ACS-ASCCP-ASCP CERVICAL CANCER SCREENING GUIDELINES
POWERPOINT TO AID CLINICIANS IN DISCUSSING THE DEVELOPMENT PROCESS AND THE NEW GUIDELINES
The Cervical Cancer Screening and Prevention: The Role of Molecular Testing
Symposium was held November 17-19, 2011 at the NIH Neurosciences Building in Rockville, Maryland. The goal of the symposium was to develop evidence-based recommendations for cervical cancer screening that consider if, and if so, how molecular testing should be incorporated into screening strategies.
- The Symposium was co-sponsored by the ASCCP, the American Cancer Society, and the American Society for Clinical Pathology
- Six Work Groups focused on specific Key Questions, reviewed the evidence and developed the draft documents that were presented on this website.
- The AHRQ evidence reports developed in preparation for the USPSTF meeting on cervix held in March 2011 formed the basis for this project’s evidence assessment, with gaps in the data addressed by the individual Work Groups:
- The Grading of Recommendations Assessment, Development and Evaluation (GRADE) system for guidelines development was used.
- Directly following the meeting, the American Cancer Society (ACS) convened an ACS-appointed panel to vote on revisions to the ACS cervical cancer screening guidelines.
In March 2012 the American Cancer Society (ACS), the American Society for Colposcopy and Cervical Pathology (ASCCP), and the American Society for Clinical Pathology (ASCP) released new guidelines for the prevention and early detection of cervical cancer. The guidelines generally advise a reduction in the number of tests women get over their lifetime to better ensure that they receive the benefits of testing while minimizing the harms, and include a preference for co-testing using the Pap test and HPV test for women age ages 30 to 65.

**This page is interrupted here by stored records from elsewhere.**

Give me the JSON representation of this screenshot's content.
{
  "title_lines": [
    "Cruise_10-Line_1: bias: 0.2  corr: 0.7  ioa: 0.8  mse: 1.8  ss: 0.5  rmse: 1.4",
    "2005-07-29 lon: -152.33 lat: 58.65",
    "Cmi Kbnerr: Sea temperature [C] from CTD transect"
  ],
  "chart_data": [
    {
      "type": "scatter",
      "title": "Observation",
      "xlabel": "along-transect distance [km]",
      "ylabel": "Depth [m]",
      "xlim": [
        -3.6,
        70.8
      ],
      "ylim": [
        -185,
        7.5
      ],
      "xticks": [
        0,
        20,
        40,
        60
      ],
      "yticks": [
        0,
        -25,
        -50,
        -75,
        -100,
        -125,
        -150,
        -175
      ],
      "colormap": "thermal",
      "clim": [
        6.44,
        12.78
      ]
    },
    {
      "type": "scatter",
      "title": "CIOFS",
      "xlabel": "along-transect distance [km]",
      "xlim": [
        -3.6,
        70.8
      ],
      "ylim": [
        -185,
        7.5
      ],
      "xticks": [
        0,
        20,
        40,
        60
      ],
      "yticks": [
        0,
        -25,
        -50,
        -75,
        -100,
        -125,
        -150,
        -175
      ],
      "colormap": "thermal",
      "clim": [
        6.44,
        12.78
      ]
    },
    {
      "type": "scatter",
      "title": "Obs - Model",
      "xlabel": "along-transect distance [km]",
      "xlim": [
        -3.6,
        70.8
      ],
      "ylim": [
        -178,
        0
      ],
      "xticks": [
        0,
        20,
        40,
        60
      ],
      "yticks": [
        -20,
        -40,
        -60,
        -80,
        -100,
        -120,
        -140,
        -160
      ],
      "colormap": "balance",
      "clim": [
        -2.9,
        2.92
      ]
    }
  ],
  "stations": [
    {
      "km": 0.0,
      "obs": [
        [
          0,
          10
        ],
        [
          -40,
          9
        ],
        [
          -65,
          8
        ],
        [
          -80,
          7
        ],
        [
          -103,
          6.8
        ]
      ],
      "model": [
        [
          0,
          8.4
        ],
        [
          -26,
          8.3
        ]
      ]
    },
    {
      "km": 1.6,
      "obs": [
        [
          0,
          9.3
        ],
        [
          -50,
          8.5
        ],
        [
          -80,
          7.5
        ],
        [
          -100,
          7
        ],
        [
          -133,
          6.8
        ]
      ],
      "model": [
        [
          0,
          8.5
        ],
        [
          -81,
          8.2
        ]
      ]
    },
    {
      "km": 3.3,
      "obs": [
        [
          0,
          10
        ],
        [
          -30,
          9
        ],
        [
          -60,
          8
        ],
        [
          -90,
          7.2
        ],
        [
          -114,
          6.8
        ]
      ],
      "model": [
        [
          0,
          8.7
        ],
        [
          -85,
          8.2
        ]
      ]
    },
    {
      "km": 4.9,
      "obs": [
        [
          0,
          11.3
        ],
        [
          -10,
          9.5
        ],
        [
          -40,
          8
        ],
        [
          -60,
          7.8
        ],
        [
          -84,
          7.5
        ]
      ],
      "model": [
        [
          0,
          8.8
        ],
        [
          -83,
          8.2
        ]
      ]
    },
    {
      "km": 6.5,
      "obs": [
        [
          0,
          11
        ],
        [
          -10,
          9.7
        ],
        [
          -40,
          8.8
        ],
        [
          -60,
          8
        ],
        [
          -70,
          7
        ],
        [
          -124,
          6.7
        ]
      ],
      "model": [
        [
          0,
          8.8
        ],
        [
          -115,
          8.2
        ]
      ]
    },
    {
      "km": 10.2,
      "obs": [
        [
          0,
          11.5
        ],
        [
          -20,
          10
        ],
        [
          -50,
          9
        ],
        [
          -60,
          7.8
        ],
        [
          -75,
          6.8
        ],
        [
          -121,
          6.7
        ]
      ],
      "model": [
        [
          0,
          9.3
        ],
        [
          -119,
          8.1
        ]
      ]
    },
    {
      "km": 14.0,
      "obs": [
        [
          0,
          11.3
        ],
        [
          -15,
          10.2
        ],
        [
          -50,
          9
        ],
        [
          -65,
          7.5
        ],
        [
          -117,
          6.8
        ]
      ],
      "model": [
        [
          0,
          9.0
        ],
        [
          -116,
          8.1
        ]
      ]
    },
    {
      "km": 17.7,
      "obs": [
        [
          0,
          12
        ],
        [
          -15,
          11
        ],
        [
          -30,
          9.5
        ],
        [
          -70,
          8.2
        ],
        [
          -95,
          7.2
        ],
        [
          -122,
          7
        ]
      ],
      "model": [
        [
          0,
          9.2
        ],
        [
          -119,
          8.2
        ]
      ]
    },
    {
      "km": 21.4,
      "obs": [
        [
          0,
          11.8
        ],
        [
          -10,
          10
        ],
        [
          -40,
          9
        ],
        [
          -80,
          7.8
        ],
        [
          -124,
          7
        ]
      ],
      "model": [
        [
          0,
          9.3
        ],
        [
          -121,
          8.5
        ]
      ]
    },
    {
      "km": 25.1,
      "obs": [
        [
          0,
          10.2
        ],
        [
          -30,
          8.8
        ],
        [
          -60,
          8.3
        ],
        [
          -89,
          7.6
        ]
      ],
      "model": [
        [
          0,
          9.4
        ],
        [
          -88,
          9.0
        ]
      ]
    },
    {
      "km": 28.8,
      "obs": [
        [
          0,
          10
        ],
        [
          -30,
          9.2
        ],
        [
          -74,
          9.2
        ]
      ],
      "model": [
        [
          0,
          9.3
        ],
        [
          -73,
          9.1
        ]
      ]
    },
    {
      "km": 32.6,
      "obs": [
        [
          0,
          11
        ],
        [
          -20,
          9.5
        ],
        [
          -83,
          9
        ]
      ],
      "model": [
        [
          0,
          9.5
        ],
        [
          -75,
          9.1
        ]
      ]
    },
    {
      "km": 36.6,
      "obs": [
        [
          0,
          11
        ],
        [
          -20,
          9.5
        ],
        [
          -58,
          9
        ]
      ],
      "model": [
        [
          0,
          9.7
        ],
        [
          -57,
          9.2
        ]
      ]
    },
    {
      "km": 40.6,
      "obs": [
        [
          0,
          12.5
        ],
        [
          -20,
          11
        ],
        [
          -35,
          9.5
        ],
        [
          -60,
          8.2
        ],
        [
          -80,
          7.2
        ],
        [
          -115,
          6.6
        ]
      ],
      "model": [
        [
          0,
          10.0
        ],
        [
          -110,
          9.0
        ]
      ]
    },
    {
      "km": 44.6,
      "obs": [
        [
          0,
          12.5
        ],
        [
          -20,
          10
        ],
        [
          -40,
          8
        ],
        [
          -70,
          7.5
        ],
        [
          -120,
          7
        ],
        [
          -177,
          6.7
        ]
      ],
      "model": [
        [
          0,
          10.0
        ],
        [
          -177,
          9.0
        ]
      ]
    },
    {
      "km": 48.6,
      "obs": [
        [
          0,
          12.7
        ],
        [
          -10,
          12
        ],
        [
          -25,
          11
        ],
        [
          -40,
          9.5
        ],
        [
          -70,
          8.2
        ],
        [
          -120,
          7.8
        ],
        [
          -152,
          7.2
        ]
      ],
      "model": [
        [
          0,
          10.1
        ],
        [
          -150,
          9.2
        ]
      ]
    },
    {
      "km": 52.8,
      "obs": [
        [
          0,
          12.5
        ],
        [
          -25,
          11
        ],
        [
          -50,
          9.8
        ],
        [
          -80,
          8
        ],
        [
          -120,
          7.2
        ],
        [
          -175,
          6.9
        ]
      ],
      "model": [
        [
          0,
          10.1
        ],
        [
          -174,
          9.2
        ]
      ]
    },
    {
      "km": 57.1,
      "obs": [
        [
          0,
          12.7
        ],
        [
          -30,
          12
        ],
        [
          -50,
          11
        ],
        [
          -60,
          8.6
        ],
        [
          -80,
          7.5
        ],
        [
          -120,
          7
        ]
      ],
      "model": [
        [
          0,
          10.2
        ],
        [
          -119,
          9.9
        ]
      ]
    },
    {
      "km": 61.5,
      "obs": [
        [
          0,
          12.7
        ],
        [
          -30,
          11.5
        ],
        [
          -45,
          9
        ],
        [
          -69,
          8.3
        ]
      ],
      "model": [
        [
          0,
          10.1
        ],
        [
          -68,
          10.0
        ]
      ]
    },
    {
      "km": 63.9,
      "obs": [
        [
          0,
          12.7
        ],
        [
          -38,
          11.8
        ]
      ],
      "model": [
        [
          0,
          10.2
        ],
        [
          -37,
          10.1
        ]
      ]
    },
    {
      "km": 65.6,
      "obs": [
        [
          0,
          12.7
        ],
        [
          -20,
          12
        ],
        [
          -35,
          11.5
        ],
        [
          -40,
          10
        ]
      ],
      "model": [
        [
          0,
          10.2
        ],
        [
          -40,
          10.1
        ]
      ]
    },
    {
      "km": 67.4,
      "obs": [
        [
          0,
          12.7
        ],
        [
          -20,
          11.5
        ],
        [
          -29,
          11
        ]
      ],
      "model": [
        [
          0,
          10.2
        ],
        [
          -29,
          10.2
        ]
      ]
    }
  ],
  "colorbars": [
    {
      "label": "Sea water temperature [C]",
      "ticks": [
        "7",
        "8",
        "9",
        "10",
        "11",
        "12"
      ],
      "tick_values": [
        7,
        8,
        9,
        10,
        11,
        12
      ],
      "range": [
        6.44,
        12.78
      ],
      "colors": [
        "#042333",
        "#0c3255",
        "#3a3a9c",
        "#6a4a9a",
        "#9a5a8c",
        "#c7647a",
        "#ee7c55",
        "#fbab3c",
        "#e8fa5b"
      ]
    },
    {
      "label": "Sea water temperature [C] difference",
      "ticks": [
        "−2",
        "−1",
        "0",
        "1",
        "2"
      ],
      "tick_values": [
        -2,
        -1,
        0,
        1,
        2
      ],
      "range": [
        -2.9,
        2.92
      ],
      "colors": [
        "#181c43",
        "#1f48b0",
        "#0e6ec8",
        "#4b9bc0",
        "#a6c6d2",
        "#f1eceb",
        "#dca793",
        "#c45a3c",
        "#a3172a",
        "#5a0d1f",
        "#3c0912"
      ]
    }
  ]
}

"While these new guidelines reflect relatively small changes over previous screening recommendations, they are important," said Alan Waxman, M.D., president of the American Society for Colposcopy and Cervical Pathology. "The addition of HPV testing to the Pap test in women 30 and over has been shown in recent studies to provide better protection for longer intervals from cancer and pre-cancerous changes than the use of the Pap test alone."